By Scott Kriner, Green Metal Consulting
Energy related incentives for homeowners and commercial building owners have been included in federal legislation since the Energy Policy Act of 2005. The good news is that the legislation over the past eleven years created excellent incentives for residential properties and commercial facilities to invest in cool metal roofing, energy efficient windows, insulation, and solar power. The bad news is that the incentives from legislation do not last forever. As certain bills were being passed to extend tax credits or other incentives, deadlines were often being established that made it difficult for anyone to keep up with the years in which the incentives were available. Extensions would be offered for one year, and in some cases for 8 years or more. It was difficult to stay on top of what incentives were still available and for how much longer, and what were the specifics.
The solar industry has relied on tax incentives to grow their industry. And the impact of financial incentives for solar installations has clearly helped to lower installation prices and to increase the number of rooftop solar installations and utility-scale deployment in solar farms. Incentives are designed to also continue the research into higher Photovoltaic energy efficiencies. All of this is good news for our country as the incentives not only lower prices but also create more jobs in the sustainable energy sector.
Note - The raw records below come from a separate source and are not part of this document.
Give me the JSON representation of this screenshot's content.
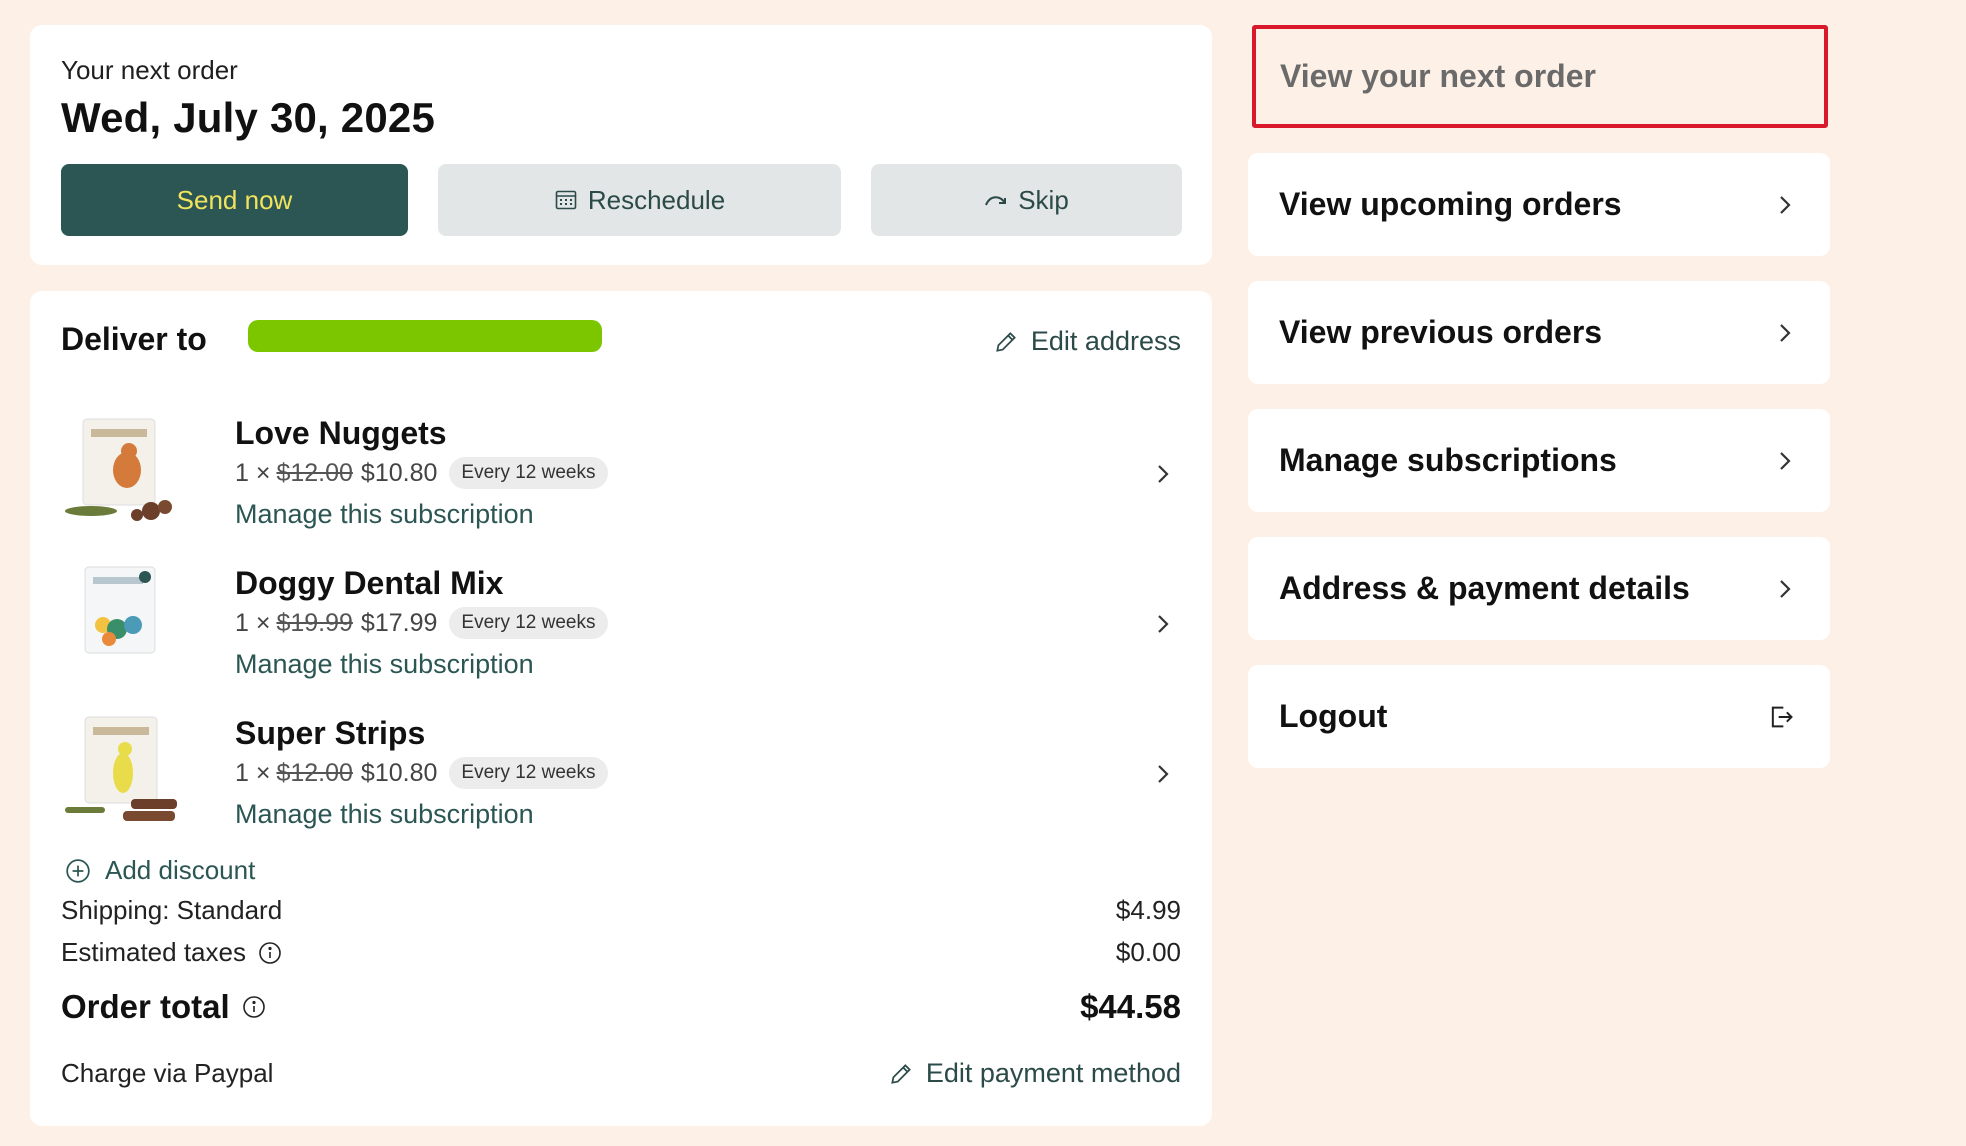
{
  "next_order": {
    "label": "Your next order",
    "date": "Wed, July 30, 2025",
    "send_now": "Send now",
    "reschedule": "Reschedule",
    "skip": "Skip"
  },
  "delivery": {
    "title": "Deliver to",
    "edit_address": "Edit address"
  },
  "products": [
    {
      "name": "Love Nuggets",
      "qty": "1 ×",
      "old_price": "$12.00",
      "new_price": "$10.80",
      "frequency": "Every 12 weeks",
      "manage": "Manage this subscription"
    },
    {
      "name": "Doggy Dental Mix",
      "qty": "1 ×",
      "old_price": "$19.99",
      "new_price": "$17.99",
      "frequency": "Every 12 weeks",
      "manage": "Manage this subscription"
    },
    {
      "name": "Super Strips",
      "qty": "1 ×",
      "old_price": "$12.00",
      "new_price": "$10.80",
      "frequency": "Every 12 weeks",
      "manage": "Manage this subscription"
    }
  ],
  "summary": {
    "add_discount": "Add discount",
    "shipping_label": "Shipping: Standard",
    "shipping_value": "$4.99",
    "taxes_label": "Estimated taxes",
    "taxes_value": "$0.00",
    "total_label": "Order total",
    "total_value": "$44.58",
    "charge_via": "Charge via Paypal",
    "edit_payment": "Edit payment method"
  },
  "nav": {
    "view_next": "View your next order",
    "upcoming": "View upcoming orders",
    "previous": "View previous orders",
    "subscriptions": "Manage subscriptions",
    "address_payment": "Address & payment details",
    "logout": "Logout"
  },
  "colors": {
    "background": "#fdf0e6",
    "primary_button": "#2b5653",
    "primary_button_text": "#f2e35d",
    "secondary_button": "#e2e6e6",
    "active_border": "#d9182b",
    "redaction": "#7cc600"
  }
}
In December 2015, the Omnibus Appropriations Act created a multi-year extension of the residential and commercial incentives for solar installations through the end of 2023. The Investment Tax Credit (ITC) is now a 30% Federal tax credit for tax liability of residential and commercial and utility industries’ investment in eligible property which have started construction by the end of 2019.That incentive is lowered to 26% in 2020,and is lowered to 22% in 2021. The residential incentive will not be available after 2023. But after 2023 the commercial and utility incentive will drop to 10% permanently.
According to the Solar Energy Industries Association (SEIA) the Federal Treasury and IRS are developing guidance for solar developers who have solar projects placed in service before 2022. Despite that uncertainty SEIA praises the ITC extension for solar installations, stating “The recent ITC extension is expected to nearly quadruple solar deployment by the end of 2020 while doubling the US Solar employment levels and spurring $140 billion in economic activity.”
The solar industry is hopeful that these extensions for incentives will be the catalyst to set solar on a course of self-sustained affordability and growth for our nation’s energy portfolio.